6. The method for distributing revenue among multiple energy entities based on contribution as described in claim 1, characterized in that, Before performing timing alignment, step S32 extracts a time window from 30 minutes before the blockage occurs to 60 minutes after it occurs.

7. The method for distributing revenue among multiple energy entities based on contribution as described in claim 1, characterized in that, The specific steps of step S4 include: Step S41: Check whether the power output fluctuation period has triggered a safety event. Safety events include line overload, voltage over-limit, or protection device activation.
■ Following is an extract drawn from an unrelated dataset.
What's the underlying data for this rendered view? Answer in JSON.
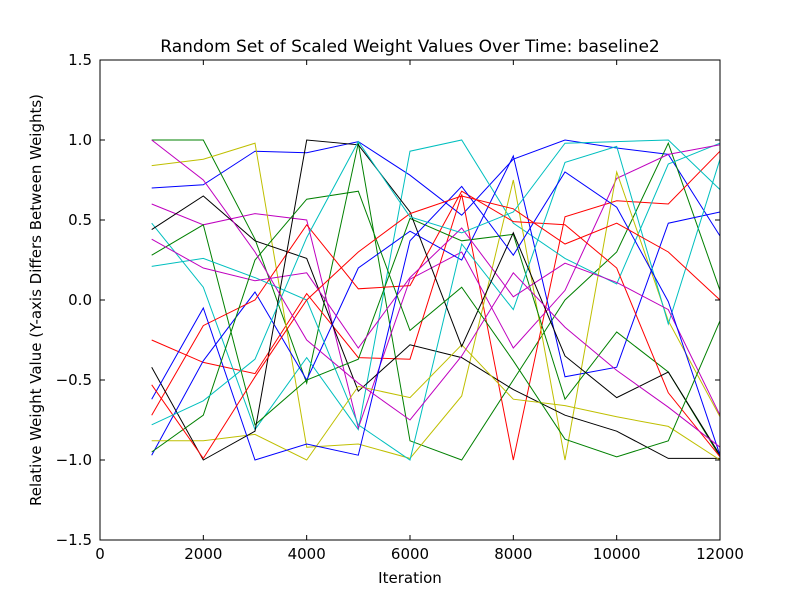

Step S42: Statistical scheduling intervention measures taken to mitigate the impact of power output fluctuations; Step S43: Classify the degree of impact based on the severity of the security incident, the intensity of the intervention measures, and the cost; Step S44: Set a deduction value according to the level of influence, and deduct the basic contribution value accordingly.

8. The method for distributing revenue among multiple energy entities based on contribution as described in claim 1, characterized in that, The specific steps of step S5 include: Step S51: Collect the automatic adjustment and manual maintenance records of the generator to be corrected after the blockage as a response processing record; Step S52: Evaluate the type suitability of the response processing record in conjunction with the blocking type; Step S53: Classify the processing level based on the response speed, blockage mitigation effect, and type adaptability of the response processing records; Step S54: Set an additional value according to the processing level, and adjust the basic contribution value accordingly.

9. A method for distributing revenue among multiple energy entities based on contribution as described in claim 1, characterized in that, The specific steps of step S6 include: Step S61: Obtain the electricity sales revenue and operation and maintenance costs of the target power grid, and calculate the total revenue based on the electricity sales revenue and operation and maintenance costs; Step S62: Multiply the total revenue by the base contribution after negative correlation correction and positive correlation correction respectively, and then allocate it to different types of power generation entities.